Stochastic pausing at latent HIV-1 promoters generates transcriptional bursting.

Scientific Fields
Diseases
Organisms
Applications
Technique

Published in Nature communications - 23 Jul 2021

Tantale K, Garcia-Oliver E, Robert MC, L'Hostis A, Yang Y, Tsanov N, Topno R, Gostan T, Kozulic-Pirher A, Basu-Shrivastava M, Mukherjee K, Slaninova V, Andrau JC, Mueller F, Basyuk E, Radulescu O, Bertrand E,

Link to Pubmed [PMID] – 34301927

Link to DOI – 10.1038/s41467-021-24462-5

Nat Commun 2021 07; 12(1): 4503

Promoter-proximal pausing of RNA polymerase II is a key process regulating gene expression. In latent HIV-1 cells, it prevents viral transcription and is essential for latency maintenance, while in acutely infected cells the viral factor Tat releases paused polymerase to induce viral expression.
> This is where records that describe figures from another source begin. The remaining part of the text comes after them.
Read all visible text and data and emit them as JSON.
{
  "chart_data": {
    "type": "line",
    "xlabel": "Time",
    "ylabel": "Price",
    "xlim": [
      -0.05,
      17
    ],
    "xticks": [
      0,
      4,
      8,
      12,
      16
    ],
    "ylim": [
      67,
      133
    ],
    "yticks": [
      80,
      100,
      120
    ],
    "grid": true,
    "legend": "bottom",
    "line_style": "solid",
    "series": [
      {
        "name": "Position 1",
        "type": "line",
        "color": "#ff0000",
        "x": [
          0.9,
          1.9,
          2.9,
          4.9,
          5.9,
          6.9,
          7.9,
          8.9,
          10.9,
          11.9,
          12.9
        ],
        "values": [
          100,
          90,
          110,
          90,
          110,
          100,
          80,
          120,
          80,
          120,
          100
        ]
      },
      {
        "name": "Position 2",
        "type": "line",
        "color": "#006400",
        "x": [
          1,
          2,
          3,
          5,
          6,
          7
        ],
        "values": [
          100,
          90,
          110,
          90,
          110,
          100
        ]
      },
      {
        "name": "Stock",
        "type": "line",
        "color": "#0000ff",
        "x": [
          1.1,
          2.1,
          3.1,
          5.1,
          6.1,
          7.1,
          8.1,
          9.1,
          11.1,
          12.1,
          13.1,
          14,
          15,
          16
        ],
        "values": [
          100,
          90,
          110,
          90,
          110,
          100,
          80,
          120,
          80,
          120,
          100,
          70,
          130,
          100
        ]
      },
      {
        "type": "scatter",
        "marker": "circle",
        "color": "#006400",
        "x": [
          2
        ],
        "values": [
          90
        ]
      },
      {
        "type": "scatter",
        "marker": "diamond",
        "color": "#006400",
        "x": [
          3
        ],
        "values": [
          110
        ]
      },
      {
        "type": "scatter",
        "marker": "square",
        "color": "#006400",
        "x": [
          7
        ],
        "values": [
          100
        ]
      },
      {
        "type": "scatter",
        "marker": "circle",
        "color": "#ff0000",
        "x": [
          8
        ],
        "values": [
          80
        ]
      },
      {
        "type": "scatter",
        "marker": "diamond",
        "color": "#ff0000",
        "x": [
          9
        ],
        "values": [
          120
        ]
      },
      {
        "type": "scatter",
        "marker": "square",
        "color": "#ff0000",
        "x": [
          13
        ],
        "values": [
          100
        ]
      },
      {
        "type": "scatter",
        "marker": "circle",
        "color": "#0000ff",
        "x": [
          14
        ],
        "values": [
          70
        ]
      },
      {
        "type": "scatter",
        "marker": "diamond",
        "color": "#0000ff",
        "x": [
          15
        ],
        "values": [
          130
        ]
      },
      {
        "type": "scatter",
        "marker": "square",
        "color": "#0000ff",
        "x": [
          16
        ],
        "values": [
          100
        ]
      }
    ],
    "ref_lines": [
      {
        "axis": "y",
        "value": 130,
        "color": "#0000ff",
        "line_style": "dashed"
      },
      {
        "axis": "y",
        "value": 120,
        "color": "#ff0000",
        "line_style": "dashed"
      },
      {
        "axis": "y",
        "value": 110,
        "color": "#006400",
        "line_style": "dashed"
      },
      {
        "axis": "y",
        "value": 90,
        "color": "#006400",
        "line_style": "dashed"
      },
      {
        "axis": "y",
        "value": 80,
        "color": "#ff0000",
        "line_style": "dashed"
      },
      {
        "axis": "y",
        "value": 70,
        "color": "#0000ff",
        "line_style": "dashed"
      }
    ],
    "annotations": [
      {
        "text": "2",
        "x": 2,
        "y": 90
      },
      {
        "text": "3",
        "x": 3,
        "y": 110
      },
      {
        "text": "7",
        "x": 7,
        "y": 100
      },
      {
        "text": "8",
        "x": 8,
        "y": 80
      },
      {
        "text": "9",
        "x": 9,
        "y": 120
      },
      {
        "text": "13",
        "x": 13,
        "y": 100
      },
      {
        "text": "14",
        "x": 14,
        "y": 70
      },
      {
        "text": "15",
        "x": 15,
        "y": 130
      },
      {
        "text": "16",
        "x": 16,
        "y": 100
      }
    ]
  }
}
Pausing is fundamental for HIV-1, but how it contributes to bursting and stochastic viral reactivation is unclear. Here, we performed single molecule imaging of HIV-1 transcription. We developed a quantitative analysis method that manages multiple time scales from seconds to days and that rapidly fits many models of promoter dynamics. We found that RNA polymerases enter a long-lived pause at latent HIV-1 promoters (>20 minutes), thereby effectively limiting viral transcription. Surprisingly and in contrast to current models, pausing appears stochastic and not obligatory, with only a small fraction of the polymerases undergoing long-lived pausing in absence of Tat. One consequence of stochastic pausing is that HIV-1 transcription occurs in bursts in latent cells, thereby facilitating latency exit and providing a rationale for the stochasticity of viral rebounds.